FIGURE 34-7 Large solid and cystic mass roughly centered on the pineal region in a 16-year-old boy. Selected images show irregular solid components that are hyperdense on noncontrast CT and relatively homogeneous in signal intensity and enhancement on MRI, with large cystic or fluid regions surrounded by enhancing capsule. A, Noncontrast CT image. B, Axial FLAIR MR image. C, Axial T2W MR image. D to F, Axial, coronal, and sagittal T1W MR images after administration of gadolinium.
On MRI, germinomas are typically homogeneous or partially “cystic” with signal intensity isointense to white matter on T1-weighted (T1W) images and slightly hyperintense on T2-weighted (T2W) images. After gadolinium administration, dense homogeneous enhancement is seen. Hemorrhage is uncommon in germinoma, as compared with other germ cell tumors.27 Because any CSF dissemination must be detected, postcontrast imaging of the entire neuraxis is mandated once a primary tumor is discovered. Direct extension, either into the posterior fossa, the third ventricle, or the hypothalamic pituitary region, may also be seen, particularly with larger tumors.
A teratoma is a germ cell tumor composed of tissues representing two or three of the primary germ cell layers (i.e., endoderm, mesoderm, and ectoderm). Mature teratomas consist of cells that have reached an adult level of differentiation. Immature teratomas are composed, either completely or partially, of primitive incompletely differentiated cells. The term malignant teratoma refers to a neoplasm that develops from one of the mature germ cell components, such as a “signet cell” adenocarcinoma in an area of intestinal differentiation. This is also referred to as a somatic type malignant transformation.
Teratoma is the second most common intracranial germ cell tumor, representing 15% to 20% of all intracranial germ cell tumors in most series. Teratomas are subcategorized as mature, immature, and malignant. Mature teratomas are most common, accounting for two thirds of all types, followed by immature teratomas. Malignant degeneration in a mature teratoma occurs much less commonly. Average age at diagnosis of a teratoma is 5 years, with a significant number presenting in the first year of life, or even on prenatal imaging studies such as ultrasonography or fetal MRI (Figs. 34-8 to 34-10). Teratomas are the most common intracranial tumor detected on prenatal imaging, either ultrasonography or fetal MRI. As with other germ cell tumors, there is a male predilection and the incidence is slightly higher in Japan, Korea, and the Republic of China.
FIGURE 34-8 Large teratoma imaged and diagnosed prenatally on fetal MRI. A and B, Sagittal and axial T1W fetal MR images show bright signal indicating fat. C, Sagittal T2 fetal MR image. D to G, Postnatal CT scans before and after administration of a contrast agent show fat density and areas of solid enhancement. H, Gross pathologic specimen.

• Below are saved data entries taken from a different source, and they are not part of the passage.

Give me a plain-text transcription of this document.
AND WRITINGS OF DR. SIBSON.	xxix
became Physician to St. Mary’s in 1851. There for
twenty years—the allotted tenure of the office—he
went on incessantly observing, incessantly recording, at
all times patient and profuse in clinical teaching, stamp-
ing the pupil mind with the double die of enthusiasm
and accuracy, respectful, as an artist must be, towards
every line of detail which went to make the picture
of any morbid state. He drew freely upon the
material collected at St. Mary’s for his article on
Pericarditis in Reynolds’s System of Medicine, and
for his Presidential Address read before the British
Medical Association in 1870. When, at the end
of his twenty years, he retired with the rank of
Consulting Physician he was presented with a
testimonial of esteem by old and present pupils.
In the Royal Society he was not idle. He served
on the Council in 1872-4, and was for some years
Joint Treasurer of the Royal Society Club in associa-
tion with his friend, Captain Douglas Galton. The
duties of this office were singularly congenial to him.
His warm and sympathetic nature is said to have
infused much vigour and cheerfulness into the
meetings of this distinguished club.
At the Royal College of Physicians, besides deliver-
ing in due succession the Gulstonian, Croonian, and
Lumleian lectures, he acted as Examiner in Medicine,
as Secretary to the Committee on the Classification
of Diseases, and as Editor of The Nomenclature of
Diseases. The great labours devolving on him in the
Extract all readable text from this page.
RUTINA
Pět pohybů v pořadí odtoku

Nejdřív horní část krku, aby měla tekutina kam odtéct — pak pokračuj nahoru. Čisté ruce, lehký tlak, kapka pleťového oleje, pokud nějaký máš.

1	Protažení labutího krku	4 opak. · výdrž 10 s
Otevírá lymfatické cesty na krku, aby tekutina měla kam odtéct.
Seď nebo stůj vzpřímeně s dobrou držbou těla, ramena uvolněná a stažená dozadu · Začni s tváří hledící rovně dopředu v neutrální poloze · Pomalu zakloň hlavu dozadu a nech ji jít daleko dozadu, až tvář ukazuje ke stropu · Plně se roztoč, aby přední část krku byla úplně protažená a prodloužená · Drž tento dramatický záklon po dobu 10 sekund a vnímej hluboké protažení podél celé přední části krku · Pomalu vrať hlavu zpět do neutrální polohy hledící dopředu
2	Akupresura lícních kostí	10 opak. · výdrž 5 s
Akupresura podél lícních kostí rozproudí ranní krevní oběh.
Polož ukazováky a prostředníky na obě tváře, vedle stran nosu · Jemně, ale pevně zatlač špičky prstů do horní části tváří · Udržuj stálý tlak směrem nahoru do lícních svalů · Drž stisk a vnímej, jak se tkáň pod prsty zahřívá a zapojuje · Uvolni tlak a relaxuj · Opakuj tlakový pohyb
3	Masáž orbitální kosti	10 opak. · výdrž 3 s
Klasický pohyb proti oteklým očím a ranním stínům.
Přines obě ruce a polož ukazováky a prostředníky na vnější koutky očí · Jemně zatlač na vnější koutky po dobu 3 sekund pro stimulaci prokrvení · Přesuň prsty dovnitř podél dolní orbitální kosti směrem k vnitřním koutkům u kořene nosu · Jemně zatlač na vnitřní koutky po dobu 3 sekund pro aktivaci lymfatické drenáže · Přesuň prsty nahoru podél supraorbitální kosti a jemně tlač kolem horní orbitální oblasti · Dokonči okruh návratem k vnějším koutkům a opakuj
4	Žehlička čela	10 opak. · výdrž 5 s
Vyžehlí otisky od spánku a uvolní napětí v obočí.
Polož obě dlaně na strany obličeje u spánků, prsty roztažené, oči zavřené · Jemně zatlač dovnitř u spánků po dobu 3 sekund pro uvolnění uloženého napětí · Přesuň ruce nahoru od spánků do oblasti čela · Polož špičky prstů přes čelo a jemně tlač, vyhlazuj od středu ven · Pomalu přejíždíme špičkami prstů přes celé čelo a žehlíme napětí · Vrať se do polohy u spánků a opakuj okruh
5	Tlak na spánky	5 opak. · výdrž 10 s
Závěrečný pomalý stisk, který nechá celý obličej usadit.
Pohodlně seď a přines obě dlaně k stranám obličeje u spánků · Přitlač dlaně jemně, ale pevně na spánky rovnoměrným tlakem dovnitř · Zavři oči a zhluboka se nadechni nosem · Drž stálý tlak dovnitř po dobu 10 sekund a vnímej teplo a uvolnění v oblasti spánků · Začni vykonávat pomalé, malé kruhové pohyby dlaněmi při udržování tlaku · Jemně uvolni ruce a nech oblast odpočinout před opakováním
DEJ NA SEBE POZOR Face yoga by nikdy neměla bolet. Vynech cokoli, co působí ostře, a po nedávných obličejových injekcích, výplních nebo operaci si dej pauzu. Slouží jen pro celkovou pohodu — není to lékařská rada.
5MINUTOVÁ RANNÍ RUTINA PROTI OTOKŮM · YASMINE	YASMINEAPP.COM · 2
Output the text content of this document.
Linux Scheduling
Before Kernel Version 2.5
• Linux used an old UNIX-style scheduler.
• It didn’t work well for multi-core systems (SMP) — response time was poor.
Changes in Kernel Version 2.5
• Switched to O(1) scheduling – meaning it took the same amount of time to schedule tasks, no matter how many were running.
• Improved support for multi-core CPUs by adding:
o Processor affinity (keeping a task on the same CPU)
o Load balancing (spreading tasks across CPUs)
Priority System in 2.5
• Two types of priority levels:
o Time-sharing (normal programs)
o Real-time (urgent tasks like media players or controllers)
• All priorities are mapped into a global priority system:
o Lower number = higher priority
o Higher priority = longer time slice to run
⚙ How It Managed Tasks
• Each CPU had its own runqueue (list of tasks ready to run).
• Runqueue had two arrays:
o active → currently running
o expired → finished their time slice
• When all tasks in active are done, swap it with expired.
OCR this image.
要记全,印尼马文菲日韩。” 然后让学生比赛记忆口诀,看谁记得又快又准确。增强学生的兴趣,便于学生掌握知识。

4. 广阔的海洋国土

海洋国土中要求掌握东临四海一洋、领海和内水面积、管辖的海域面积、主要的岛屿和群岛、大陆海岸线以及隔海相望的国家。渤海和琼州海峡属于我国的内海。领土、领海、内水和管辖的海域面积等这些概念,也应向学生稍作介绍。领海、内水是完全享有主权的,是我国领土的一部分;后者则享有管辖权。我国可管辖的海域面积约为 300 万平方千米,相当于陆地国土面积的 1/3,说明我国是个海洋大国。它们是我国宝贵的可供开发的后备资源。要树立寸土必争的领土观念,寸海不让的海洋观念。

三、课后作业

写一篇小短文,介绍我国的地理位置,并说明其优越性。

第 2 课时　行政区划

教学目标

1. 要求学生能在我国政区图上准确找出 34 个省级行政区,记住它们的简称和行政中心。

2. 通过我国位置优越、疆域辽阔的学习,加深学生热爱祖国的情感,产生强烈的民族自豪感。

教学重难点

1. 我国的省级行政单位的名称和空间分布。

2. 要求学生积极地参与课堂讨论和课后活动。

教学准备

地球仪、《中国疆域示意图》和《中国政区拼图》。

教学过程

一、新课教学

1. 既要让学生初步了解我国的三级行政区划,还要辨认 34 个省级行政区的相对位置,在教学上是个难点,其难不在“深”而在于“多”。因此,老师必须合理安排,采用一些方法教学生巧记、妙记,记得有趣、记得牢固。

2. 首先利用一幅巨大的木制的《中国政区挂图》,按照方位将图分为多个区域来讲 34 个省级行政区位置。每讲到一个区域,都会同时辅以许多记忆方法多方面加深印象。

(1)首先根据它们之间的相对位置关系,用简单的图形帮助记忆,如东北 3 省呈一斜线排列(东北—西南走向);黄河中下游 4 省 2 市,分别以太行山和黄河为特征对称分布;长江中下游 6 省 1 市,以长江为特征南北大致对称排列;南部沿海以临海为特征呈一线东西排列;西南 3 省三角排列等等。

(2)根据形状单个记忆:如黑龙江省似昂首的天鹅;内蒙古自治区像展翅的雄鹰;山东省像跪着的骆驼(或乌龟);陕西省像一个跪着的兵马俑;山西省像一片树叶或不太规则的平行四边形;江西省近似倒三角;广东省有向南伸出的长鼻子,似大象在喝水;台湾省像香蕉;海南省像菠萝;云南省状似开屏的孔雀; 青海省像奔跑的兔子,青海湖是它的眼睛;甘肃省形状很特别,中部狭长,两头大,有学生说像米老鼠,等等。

FIGURE 34-9 Teratoma. Intrauterine fetal sagittal (A) and coronal (B) T2W MR image shows hydrocephalus and a large irregular central mass. Subsequent pathologic evaluation provides a diagnosis of teratoma. C, Gross pathologic specimen.
Clinical features are similar to those of germinomas and other pineal region masses as discussed earlier. One unique presentation is that of marked neonatal hydrocephalus.